When one attempts to redefine reality within one’s own mind, there will always be gaps and incongruences. These little discrepancies, between reality and the mind, will continue to create dissonance and prod with guilt. Each time this happens, one makes a choice whether to unpeel the mask of false principles and reform one’s actions, or to continue to add to the network of falsities that enshroud one’s mind.
On the other hand, when thought governs actions, the actions reform themselves to align with the newly learned principle. One changes courses to a new path that leads to one’s desired destination. As one continues to live in accordance with one’s knowledge, new and higher principles begin to reveal themselves. It is as if the destination reveals new paths to greater destinations.
Therefore, one’s potential to learn truth is limited by one’s willingness to live by that truth. Obedience to truth enables more knowledge, which in turn expands liberty. Conversely, disobedience to truth breeds ignorance, which in turn creates captivity.6 (Alma 12:9–12) The moment the will is curtailed by indulgences, the cancerous rationalization impregnates itself within the mind. This cancer is much easier to prevent than to cure.

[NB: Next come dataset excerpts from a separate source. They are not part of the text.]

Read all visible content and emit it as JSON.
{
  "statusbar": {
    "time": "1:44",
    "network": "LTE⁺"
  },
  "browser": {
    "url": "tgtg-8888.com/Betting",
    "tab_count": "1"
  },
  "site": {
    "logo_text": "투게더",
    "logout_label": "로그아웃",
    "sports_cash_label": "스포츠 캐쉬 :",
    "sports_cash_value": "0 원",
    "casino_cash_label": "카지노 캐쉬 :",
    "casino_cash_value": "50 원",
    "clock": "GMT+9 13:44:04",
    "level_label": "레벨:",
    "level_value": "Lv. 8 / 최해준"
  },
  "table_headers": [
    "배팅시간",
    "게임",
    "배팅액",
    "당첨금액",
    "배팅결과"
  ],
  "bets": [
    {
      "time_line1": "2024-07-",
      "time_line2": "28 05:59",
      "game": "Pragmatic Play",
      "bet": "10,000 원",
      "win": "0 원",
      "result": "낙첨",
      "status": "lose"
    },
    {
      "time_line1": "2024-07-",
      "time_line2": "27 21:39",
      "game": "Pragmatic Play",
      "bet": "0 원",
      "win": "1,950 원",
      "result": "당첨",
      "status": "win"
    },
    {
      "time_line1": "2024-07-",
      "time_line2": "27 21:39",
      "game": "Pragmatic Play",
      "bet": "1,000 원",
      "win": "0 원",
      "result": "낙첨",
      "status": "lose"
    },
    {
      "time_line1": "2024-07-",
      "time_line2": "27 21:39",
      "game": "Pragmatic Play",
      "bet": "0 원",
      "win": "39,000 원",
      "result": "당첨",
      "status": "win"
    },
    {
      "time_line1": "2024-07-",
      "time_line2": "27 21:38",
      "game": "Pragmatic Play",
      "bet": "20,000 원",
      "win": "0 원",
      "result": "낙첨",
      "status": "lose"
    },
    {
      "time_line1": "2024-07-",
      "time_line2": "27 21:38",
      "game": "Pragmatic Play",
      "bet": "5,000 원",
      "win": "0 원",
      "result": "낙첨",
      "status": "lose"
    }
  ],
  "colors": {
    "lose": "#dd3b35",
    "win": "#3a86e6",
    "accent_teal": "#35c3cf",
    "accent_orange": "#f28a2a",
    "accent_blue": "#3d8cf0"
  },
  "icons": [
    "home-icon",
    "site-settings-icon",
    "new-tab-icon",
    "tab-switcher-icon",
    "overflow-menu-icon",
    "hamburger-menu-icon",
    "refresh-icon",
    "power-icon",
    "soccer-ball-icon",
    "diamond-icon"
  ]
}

Third component: the power to execute the choice
This component exists externally as the manifestation of the internal component. The ability to execute a choice is what transforms thoughts and feelings into words and actions. It enables the metaphysical to take the form of the physical. It is impossible to consciously execute what the mind has not conceived. Therefore, the power to execute a choice is completely dependent on the ability to choose.
In considering the power to execute the choice, there are three categories of power: the power of life, the power of property, and the power of influence.
The power of life
The power of life is the power to physically perform an action. This power is dependent upon our physical bodies. Hence, it is called the power of life. It is the ability to move our mouths to speak, our feet to walk, our hands to lift, etc. That power increases as one improves the health and strength of one’s body, and as one learns to master one’s control of it. A crawling child has less power to move than a walking man. The man is less bound by three-dimensional space than the child. A virtuosic violinist, having acute control of the fingers and hands, has more power to play the violin than someone who hasn’t.
The power of property
The power of life is intimately connected with the power of property. For life immediately depends on property of the basic necessities such as food, shelter and clothing. Without the ownership and control of property, there cannot be control of life. Likewise, whoever owns and controls property has the power to control the life that is dependent upon that property. Property also depends on life—being the means of obtaining that property.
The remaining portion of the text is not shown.